Verfahren nach Anspruch 8, wobei die konstante CH1-Domäne der ersten schweren Kette von IgG weiterhin ein Methionin oder Isoleucin an Rest 190 umfasst.
Verfahren nach Anspruch 8 oder 9, wobei die konstante Domäne der ersten leichten Kette ein Kappa-Isotyp ist und weiterhin ein Leucin an Rest 133 umfasst.
Verfahren nach einem der Ansprüche 8-10, wobei die konstante Domäne der ersten leichten Kette ein Kappa-Isotyp ist und weiterhin ein Glutamin oder eine Asparaginsäure an Rest 174 umfasst.
Verfahren nach einem der Ansprüche 8-11, wobei die variable Domäne der zweiten schweren Kette weiterhin ein Arginin an Rest 105 umfasst und die variable Domäne der zweiten leichten Kette weiterhin eine Asparaginsäure an Rest 42 umfasst.
Verfahren nach einem der Ansprüche 8 bis 12, wobei eine von der ersten und der zweiten schweren Kette von IgG weiterhin eine konstante CH3-Domäne umfasst, die ein Lysin an Rest 356 und ein Lysin an Rest 399 umfasst, und die andere von der ersten und der zweiten schweren Kette von IgG weiterhin eine konstante CH3-Domäne umfasst, die eine Asparaginsäure an Rest 392 und eine Asparaginsäure an Rest 409 umfasst.

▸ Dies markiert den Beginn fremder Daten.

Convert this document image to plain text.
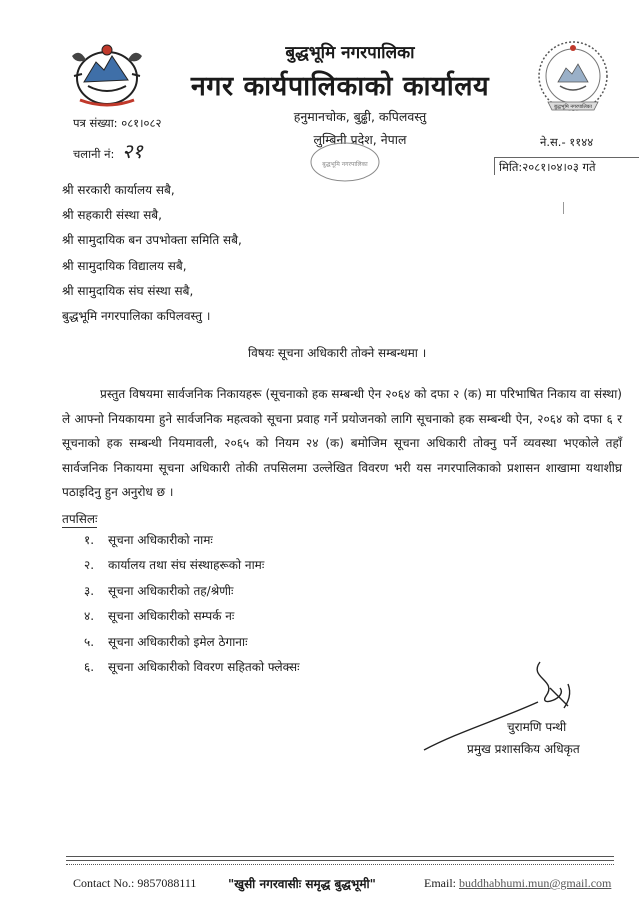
बुद्धभूमि नगरपालिका
बुद्धभूमि नगरपालिका
नगर कार्यपालिकाको कार्यालय
हनुमानचोक, बुढ्ढी, कपिलवस्तु
लुम्बिनी प्रदेश, नेपाल
बुद्धभूमि नगरपालिका
पत्र संख्या: ०८१।०८२
चलानी नं: २१	ने.स.- ११४४
मिति:२०८१।०४।०३ गते
श्री सरकारी कार्यालय सबै,
श्री सहकारी संस्था सबै,
श्री सामुदायिक बन उपभोक्ता समिति सबै,
श्री सामुदायिक विद्यालय सबै,
श्री सामुदायिक संघ संस्था सबै,
बुद्धभूमि नगरपालिका कपिलवस्तु ।
विषयः सूचना अधिकारी तोक्ने सम्बन्धमा ।
प्रस्तुत विषयमा सार्वजनिक निकायहरू (सूचनाको हक सम्बन्धी ऐन २०६४ को दफा २ (क) मा परिभाषित निकाय वा संस्था) ले आफ्नो नियकायमा हुने सार्वजनिक महत्वको सूचना प्रवाह गर्ने प्रयोजनको लागि सूचनाको हक सम्बन्धी ऐन, २०६४ को दफा ६ र सूचनाको हक सम्बन्धी नियमावली, २०६५ को नियम २४ (क) बमोजिम सूचना अधिकारी तोक्नु पर्ने व्यवस्था भएकोले तहाँ सार्वजनिक निकायमा सूचना अधिकारी तोकी तपसिलमा उल्लेखित विवरण भरी यस नगरपालिकाको प्रशासन शाखामा यथाशीघ्र पठाइदिनु हुन अनुरोध छ ।
तपसिलः
१. सूचना अधिकारीको नामः
२. कार्यालय तथा संघ संस्थाहरूको नामः
३. सूचना अधिकारीको तह/श्रेणीः
४. सूचना अधिकारीको सम्पर्क नः
५. सूचना अधिकारीको इमेल ठेगानाः
६. सूचना अधिकारीको विवरण सहितको फ्लेक्सः
चुरामणि पन्थी
प्रमुख प्रशासकिय अधिकृत
Contact No.: 9857088111	"खुसी नगरवासीः समृद्ध बुद्धभूमी"	Email: buddhabhumi.mun@gmail.com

Verfahren nach einem der Ansprüche 8-13, wobei die Wirtszelle eine Säugetierzelle ist.
Verfahren nach einem der Ansprüche 8-14, wobei die konstanten Domänen der ersten und der zweiten leichten Kette vom Kappa-Isotyp sind.
Antigenbindendes Fragment (Fab), das nach einem der Ansprüche 1-7 produziert wird.
Bispezifischer Antikörper, der nach einem der Ansprüche 8-15 produziert wird.